This is definitely one of those movies I remember liking right from the get-go, but also remember a LOT of people not liking it, and perhaps taking me for some kind of nut for thinking it was good. Quite honestly though, I haven't given it a second watch until this particular viewing, so going into this, I did wonder if my mind would change. But it didn't at all. In fact, I think I grew to appreciate it, even more, this time around, and I don't just speak of the twist ending that seems to have people either coming or going with this title. But more on that, shortly. The truth of the matter is, I think this could become a new, at least semi-annual Halloween watch for yours truly.
We open in barely post-WWII, 1945 where Grace Stewart (Nicole Kidman) is seen having a dreadful nightmare, awakening with a start. She and her two extremely photosensitive children, Anne (Alakina Mann) and Nicholas (James Bentley) reside in an out-of-the-way country home on the beautiful island of Jersey (I speak from personal experience!) in the Channel Islands. Three new servants have been hired to tend to the house; housekeeper Bertha Mills (Fionnula Flanagan), gardener, Edmund Tuttle (Eric Sykes) and a mute girl named Lydia (Elaine Cassidy) who... actually I don't really know what her job is, but she's there too. Anyway, it's not long before Grace begins hearing strange voices and strange things start occurring, leading Grace to believe there's some "others" around.
Now, anyone who has seen this already knows the twist ending, and I daresay a lot of "others" who haven't seen it even know. But still, no spoilers. That said, it really is the way this ends that puts that cherry on top of the otherwise creep-fest of a sundae. It's interesting to note that back in 2001 when I first saw it, I kind of just took it as a rather enjoyable ghost movie and moved on. Now that I've seen it again, I have to give it up for the atmosphere of the film. The childrens' photosensitivity leads to the house constantly having to block out the sun. The idea of the overprotective mother also puts an uneasy feeling in my stomach - as in, she doesn't let these kids go anywhere or do anything. They're inside, safe and sound from anything that can harm them.

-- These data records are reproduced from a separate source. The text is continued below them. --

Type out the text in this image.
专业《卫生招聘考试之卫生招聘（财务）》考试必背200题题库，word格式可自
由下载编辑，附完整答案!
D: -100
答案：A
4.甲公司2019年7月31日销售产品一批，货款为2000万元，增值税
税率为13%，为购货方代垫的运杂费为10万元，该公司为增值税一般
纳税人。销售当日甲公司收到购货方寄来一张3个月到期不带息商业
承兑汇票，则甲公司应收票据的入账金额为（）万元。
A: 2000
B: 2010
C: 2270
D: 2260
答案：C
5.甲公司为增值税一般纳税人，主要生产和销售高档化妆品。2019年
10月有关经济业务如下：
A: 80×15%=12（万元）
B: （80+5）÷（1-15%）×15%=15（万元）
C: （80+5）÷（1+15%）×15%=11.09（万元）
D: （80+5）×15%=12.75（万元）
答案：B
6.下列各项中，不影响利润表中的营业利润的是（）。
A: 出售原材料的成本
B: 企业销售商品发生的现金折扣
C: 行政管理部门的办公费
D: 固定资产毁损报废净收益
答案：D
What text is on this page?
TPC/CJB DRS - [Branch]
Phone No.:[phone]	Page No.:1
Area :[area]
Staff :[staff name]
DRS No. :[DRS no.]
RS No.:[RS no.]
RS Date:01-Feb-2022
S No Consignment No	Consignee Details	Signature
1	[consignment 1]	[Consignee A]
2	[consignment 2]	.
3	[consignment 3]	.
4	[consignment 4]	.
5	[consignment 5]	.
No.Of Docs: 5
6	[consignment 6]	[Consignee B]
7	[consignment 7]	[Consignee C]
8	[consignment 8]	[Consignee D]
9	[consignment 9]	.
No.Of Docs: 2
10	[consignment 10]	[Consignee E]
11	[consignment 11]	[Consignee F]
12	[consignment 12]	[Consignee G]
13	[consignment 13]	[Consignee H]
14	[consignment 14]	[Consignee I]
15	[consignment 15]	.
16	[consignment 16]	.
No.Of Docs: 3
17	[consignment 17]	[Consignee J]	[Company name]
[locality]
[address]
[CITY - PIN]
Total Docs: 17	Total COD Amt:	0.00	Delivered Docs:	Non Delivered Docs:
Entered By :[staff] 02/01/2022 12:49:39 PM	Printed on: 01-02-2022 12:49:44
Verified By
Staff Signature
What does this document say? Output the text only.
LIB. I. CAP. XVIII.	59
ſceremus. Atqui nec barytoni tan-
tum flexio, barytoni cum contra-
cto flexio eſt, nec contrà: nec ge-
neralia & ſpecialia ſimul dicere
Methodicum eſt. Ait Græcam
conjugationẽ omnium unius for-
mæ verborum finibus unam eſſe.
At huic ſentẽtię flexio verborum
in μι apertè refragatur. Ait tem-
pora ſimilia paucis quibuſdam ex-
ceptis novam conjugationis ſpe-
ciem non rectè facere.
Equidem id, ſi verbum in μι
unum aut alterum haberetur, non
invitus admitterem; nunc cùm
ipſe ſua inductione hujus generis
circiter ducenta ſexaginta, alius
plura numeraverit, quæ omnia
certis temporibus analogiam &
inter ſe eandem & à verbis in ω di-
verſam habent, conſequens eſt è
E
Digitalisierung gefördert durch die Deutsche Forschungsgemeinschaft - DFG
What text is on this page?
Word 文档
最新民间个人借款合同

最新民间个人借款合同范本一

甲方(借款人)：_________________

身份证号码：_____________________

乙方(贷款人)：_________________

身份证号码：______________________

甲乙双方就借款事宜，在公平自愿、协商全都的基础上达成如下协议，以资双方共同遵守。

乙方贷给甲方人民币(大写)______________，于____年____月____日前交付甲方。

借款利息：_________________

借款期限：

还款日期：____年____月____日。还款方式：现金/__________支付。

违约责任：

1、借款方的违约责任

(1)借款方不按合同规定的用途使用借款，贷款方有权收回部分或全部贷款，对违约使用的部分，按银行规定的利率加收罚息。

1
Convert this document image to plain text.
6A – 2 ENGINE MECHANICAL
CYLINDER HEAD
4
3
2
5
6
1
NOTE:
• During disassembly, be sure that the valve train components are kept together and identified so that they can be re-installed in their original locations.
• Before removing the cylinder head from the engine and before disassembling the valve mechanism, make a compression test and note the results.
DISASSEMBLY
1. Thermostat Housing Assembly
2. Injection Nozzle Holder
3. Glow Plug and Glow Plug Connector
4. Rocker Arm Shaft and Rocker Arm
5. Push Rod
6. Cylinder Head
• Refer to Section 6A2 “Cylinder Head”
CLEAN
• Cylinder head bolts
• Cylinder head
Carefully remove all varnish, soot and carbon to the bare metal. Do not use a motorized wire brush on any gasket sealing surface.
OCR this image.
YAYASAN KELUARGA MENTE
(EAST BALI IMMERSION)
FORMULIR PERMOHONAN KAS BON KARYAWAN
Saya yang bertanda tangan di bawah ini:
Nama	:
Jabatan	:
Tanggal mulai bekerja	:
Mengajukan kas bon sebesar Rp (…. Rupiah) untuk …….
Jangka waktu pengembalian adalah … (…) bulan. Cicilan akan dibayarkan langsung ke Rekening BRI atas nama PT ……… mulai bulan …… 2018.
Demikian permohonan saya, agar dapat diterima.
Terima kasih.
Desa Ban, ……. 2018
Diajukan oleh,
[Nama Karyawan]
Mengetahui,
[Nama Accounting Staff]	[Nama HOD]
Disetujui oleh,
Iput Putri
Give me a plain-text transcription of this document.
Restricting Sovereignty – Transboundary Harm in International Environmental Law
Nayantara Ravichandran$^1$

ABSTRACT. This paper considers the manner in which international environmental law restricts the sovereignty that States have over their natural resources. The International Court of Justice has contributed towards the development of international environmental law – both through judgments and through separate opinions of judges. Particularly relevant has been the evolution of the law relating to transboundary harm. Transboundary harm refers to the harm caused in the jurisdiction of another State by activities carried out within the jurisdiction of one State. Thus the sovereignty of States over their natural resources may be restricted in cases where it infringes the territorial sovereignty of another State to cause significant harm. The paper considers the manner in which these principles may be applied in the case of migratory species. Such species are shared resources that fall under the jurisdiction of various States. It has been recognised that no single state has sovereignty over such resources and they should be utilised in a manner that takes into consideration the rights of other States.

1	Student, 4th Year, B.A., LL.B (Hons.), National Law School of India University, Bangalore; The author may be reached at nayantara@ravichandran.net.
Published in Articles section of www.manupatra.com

I should probably add that the two child actors here are actually pretty great. They both do fear and other genuine emotions quite well, and it's very easy to buy that they're siblings. The only thing is, sometimes it's only the siblings you can actually hear. My one complaint about the film is that it's so quiet in so many parts! I ended up almost missing a bunch of dialogue along the way. Otherwise, though, I really do enjoy this story. It's a great tale for Halloween time, and it's ultimately pretty original (although I will say there was a certain other famous ghost movie that ended similarly out at this point). There's a real creepy suspense to the film all throughout, and the way the camera plays with shadows and lighting is hauntingly beautiful.
So, I understand at the time a lot of my peers giving this one a cold shoulder, but I highly recommend giving it a second viewing! This is one of those movies that demands you curl up on your couch in a blanket with all the lights in the house off. It does a good job of gently tugging at your nerves with its suspense and build-up, and there's a lot of this house in the dark that I'd be weary about sneaking around in at night time. Even the house, itself looks haunted, and the post WWII era aspect really adds to that, because WWII is one thing that always springs to mind when I think of ghosts who may very well exist on some plane. Anyway, definitely check this one out this year before Halloween hits. It's a great campfire tale that, at least in my opinion, goes underappreciated.